UK regulators to criminalise re-identifying anonymised personal data
The latest update to the UK’s data protection rules will ask more of companies that process users’ personal data, including allowing consumers to withdraw consent for their data to be processed.
In a statement of intent published by the government this week, further detail was given around the upcoming data protection bill. In it, regulators outlined their aims and thinking as well as confirming that the existing Data Protection Act will be repealed to avoid any legal conflicts.
Not only will consumers be empowered to withdraw consent for their personal information to pass through companies, but the new laws will let them view any data held on them for free, ask for their past data to be deleted, and to move their data between service providers.

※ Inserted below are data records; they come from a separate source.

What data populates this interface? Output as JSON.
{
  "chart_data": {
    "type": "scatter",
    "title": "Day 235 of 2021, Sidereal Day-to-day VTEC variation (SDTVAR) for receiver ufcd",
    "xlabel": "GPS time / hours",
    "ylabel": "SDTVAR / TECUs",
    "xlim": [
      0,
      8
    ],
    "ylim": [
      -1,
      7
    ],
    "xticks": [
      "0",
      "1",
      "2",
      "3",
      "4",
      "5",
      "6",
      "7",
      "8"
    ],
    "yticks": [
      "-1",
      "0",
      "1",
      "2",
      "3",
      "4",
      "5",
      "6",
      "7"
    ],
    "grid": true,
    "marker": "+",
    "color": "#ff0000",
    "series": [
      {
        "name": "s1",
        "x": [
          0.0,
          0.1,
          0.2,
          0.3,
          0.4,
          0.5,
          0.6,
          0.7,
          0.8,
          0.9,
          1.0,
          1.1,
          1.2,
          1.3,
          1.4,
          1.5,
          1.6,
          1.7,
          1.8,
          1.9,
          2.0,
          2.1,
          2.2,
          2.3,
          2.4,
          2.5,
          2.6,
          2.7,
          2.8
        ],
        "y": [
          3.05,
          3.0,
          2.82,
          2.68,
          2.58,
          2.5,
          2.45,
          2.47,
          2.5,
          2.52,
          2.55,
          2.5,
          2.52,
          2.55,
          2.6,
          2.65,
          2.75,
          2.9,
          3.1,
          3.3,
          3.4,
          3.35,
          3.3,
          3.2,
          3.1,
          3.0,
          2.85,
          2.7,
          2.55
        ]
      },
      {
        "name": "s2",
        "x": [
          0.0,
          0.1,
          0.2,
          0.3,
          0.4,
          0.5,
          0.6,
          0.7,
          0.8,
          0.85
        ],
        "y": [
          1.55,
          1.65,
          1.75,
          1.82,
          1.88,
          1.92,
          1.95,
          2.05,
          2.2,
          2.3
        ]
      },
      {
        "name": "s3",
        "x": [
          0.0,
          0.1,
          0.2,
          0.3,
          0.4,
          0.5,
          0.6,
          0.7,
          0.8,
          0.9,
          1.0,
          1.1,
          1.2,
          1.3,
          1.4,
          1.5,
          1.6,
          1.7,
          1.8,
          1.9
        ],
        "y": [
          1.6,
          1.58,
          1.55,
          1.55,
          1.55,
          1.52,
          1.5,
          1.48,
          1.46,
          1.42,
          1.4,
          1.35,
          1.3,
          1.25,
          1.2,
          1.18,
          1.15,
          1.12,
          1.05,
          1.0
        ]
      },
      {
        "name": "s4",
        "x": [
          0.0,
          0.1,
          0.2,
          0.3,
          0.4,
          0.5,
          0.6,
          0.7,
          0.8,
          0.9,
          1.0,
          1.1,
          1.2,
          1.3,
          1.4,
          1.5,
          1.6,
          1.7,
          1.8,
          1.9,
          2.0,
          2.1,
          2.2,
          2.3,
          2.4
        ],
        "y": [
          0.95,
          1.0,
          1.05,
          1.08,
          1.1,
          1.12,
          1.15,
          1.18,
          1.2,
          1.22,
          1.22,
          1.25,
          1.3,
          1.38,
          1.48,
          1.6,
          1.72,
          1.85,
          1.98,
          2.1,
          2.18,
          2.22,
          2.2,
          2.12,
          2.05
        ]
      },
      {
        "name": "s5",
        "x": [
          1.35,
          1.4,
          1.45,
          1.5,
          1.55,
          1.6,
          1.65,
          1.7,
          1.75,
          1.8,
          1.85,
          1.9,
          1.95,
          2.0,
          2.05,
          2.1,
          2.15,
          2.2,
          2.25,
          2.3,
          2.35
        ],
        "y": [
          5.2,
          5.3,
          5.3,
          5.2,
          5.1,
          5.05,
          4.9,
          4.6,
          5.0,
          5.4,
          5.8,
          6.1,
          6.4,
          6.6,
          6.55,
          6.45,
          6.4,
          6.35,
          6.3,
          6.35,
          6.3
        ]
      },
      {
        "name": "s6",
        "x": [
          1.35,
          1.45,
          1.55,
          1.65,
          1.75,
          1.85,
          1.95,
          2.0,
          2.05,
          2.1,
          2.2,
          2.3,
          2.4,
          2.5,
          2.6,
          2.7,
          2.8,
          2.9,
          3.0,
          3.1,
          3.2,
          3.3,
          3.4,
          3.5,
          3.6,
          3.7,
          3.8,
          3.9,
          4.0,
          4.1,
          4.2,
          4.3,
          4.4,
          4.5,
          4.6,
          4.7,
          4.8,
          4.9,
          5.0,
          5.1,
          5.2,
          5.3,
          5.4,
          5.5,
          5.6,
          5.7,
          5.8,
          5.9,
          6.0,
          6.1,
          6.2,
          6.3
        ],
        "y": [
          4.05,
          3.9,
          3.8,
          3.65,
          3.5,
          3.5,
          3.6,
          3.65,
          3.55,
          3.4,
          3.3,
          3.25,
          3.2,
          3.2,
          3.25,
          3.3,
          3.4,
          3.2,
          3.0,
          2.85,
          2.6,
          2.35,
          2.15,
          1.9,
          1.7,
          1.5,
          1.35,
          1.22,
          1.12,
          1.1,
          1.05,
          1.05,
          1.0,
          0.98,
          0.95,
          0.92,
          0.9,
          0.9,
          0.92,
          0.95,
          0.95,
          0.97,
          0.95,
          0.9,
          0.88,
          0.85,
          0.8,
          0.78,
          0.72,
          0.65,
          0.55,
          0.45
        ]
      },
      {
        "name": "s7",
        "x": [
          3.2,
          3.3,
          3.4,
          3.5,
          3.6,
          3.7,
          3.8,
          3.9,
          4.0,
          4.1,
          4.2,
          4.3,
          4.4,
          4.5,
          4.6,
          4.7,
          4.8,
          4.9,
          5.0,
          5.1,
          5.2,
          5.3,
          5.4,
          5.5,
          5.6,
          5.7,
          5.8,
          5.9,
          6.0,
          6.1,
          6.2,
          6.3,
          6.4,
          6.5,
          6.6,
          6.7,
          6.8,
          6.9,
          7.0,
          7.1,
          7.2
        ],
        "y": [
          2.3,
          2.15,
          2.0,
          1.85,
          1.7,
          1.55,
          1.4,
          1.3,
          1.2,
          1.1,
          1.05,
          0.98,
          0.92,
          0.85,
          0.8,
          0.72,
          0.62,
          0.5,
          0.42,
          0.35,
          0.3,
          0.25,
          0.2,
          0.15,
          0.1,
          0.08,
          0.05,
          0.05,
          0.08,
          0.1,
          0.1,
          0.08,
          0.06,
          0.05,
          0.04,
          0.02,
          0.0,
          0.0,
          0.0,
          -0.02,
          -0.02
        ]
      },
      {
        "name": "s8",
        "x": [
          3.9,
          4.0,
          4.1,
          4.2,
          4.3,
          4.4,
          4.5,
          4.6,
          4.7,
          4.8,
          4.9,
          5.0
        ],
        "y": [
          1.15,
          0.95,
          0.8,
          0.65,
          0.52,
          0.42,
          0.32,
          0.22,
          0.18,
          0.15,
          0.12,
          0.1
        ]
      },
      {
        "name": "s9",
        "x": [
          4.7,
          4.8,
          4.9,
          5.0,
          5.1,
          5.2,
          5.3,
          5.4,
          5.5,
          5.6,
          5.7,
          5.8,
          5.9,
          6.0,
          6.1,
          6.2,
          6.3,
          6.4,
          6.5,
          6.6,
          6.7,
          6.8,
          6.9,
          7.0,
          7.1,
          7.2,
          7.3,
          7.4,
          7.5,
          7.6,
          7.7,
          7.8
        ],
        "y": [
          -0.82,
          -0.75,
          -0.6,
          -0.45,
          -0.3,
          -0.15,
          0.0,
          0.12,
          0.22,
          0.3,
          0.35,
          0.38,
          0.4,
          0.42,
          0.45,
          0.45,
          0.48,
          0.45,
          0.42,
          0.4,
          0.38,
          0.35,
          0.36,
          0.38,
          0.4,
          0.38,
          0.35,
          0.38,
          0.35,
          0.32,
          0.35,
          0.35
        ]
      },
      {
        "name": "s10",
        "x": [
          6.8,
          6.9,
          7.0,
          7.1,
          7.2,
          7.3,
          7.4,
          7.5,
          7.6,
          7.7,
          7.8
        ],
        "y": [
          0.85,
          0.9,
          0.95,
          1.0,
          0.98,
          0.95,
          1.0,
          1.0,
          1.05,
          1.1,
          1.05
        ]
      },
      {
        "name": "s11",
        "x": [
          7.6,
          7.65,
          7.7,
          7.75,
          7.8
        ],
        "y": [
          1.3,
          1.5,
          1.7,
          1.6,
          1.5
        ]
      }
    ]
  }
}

Teenagers, for example, we be able to ask social media sites to delete information posted in their childhood, in what marks an expansion of the EU’s ‘right to be forgotten’ ruling, which currently only applies to search engine indexing of personal data.
The government’s document also reiterates that it will be a criminal offence to re-identify individual from anonymised data, whether intentional or accidental, carrying a maximum penalty of an unlimited fine.
Another new offence, though not yet officially created, will surround the altering of records with intent to prevent disclosure following a subject access request.
The document also updates the definition of personal data to include IP addresses, internet cookies and DNA.
Matt Hancock, the UK’s digital minister, described the rejigged rules as encapsulating a “balance between supporting innovation and data protection”.
He added: ““Our measures are designed to support businesses in their use of data, and give consumers the confidence that their data is protected and those who misuse it will be held to account.
“The new Data Protection Bill will give us one of the most robust, yet dynamic, set of data laws in the world.”